I’d like to add a sparsity penalty on hidden layers, similar to how the penalty is applied in sparse AutoEncoders (ref: https://web.stanford.edu/class/cs294a/sparseAutoencoder.pdf).
I think this should be possible using mxnet.symbol.IdentityAttachKLSparseReg, but I’d like to do it with gluon. Looking around at some of the other operators, and with some trail and error, I ended up with something like:
class SparsityPenalty(gluon.HybridBlock):
def __init__(self, sparseness_target, penalty, momentum, **kwargs):
super(SparsityPenalty, self).__init__(**kwargs)
self._kwargs = {
'sparseness_target': sparseness_target,
'penalty': penalty,
'momentum': momentum
}
self.moving_avg = self.params.get('fwd_moving_avg', grad_req='null', allow_deferred_init=True)

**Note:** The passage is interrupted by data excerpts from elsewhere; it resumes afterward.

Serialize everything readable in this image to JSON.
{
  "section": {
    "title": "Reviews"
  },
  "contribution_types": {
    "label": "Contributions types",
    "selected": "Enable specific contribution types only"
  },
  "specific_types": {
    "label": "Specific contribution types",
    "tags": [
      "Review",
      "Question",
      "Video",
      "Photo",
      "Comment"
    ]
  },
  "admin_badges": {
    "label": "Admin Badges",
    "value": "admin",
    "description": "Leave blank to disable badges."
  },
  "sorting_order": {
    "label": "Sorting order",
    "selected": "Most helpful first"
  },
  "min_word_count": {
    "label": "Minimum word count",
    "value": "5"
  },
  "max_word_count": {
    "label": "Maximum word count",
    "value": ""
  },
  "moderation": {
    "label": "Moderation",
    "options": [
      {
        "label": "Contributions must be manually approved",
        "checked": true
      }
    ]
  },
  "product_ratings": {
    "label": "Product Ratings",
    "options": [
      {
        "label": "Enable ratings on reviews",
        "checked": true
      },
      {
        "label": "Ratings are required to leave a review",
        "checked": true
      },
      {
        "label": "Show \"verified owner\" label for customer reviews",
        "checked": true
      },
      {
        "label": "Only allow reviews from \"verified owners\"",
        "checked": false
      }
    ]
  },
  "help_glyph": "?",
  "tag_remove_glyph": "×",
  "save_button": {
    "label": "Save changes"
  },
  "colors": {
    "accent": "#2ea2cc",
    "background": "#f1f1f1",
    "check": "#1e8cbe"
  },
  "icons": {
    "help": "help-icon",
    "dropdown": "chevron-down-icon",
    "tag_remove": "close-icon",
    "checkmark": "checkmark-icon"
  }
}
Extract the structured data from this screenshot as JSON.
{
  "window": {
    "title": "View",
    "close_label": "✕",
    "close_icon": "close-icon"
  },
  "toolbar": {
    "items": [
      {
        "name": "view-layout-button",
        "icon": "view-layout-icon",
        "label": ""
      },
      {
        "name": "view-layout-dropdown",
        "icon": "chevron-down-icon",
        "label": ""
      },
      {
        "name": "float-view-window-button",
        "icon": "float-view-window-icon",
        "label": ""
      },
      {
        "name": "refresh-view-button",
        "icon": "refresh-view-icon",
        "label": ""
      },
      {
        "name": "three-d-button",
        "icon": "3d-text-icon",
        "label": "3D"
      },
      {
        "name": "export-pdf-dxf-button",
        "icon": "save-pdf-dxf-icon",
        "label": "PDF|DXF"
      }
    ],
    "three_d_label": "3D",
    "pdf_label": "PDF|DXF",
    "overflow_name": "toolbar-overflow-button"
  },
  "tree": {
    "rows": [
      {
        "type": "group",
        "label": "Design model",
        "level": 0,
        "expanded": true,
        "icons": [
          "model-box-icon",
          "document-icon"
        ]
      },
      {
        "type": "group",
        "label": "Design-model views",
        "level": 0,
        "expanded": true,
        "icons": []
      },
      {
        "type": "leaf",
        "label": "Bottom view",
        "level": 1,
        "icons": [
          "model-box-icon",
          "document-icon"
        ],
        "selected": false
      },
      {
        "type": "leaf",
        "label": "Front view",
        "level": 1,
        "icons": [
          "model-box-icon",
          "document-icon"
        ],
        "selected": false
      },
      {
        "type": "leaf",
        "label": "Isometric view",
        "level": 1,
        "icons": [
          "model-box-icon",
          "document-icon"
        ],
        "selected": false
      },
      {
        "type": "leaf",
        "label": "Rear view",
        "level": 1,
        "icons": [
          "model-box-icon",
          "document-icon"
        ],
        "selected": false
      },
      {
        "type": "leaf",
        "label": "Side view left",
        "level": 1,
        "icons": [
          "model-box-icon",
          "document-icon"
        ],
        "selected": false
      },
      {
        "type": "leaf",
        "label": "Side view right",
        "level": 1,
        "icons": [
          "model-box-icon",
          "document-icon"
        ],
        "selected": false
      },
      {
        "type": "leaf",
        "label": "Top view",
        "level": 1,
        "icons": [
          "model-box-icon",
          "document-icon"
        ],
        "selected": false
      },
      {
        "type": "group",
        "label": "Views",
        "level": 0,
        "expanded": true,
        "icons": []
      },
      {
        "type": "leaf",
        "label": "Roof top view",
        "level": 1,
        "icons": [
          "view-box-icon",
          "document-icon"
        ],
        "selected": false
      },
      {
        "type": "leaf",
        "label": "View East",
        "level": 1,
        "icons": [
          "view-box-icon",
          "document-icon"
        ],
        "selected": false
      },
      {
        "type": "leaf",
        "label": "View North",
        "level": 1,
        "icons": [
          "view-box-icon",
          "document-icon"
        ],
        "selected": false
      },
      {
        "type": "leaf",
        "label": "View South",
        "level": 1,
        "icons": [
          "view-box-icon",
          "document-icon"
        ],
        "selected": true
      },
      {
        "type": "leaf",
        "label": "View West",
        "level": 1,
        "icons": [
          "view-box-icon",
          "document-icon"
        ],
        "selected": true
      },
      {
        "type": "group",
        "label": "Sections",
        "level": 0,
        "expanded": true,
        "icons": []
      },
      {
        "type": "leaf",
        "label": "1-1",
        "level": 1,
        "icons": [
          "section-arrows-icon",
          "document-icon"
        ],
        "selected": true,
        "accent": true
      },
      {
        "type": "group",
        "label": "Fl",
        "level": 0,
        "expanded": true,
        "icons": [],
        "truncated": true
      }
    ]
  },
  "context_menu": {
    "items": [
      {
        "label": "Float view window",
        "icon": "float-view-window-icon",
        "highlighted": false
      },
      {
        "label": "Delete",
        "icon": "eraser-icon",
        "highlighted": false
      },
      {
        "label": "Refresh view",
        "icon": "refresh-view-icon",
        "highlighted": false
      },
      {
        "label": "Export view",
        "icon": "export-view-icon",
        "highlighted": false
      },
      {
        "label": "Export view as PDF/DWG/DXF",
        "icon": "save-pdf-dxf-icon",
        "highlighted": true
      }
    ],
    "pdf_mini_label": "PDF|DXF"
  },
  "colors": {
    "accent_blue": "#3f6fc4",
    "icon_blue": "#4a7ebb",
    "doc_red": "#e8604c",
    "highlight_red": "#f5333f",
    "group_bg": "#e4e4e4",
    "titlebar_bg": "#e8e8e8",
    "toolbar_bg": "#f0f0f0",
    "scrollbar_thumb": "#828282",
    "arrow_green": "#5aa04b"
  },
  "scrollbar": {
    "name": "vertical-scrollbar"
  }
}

def hybrid_forward(self, F, x, moving_avg):
self._kwargs['moving_avg'] = moving_avg
return F.IdentityAttachKLSparseReg(x, name='fwd', **self._kwargs)
I’m not sure if this is set up the right way, especially as the moving_avg is used as auxiliary data by IdentityAttachKLSparseReg.
I also had to set up the param so that it’s name matched the one generated within IdentityAttachKLSparseReg. Otherwise, an exception is raised within net.hybridize(). Hence the ‘fwd_moving_avg’. I think this should be fixable, but haven’t found out how.
Any guidance on this would be appreciated.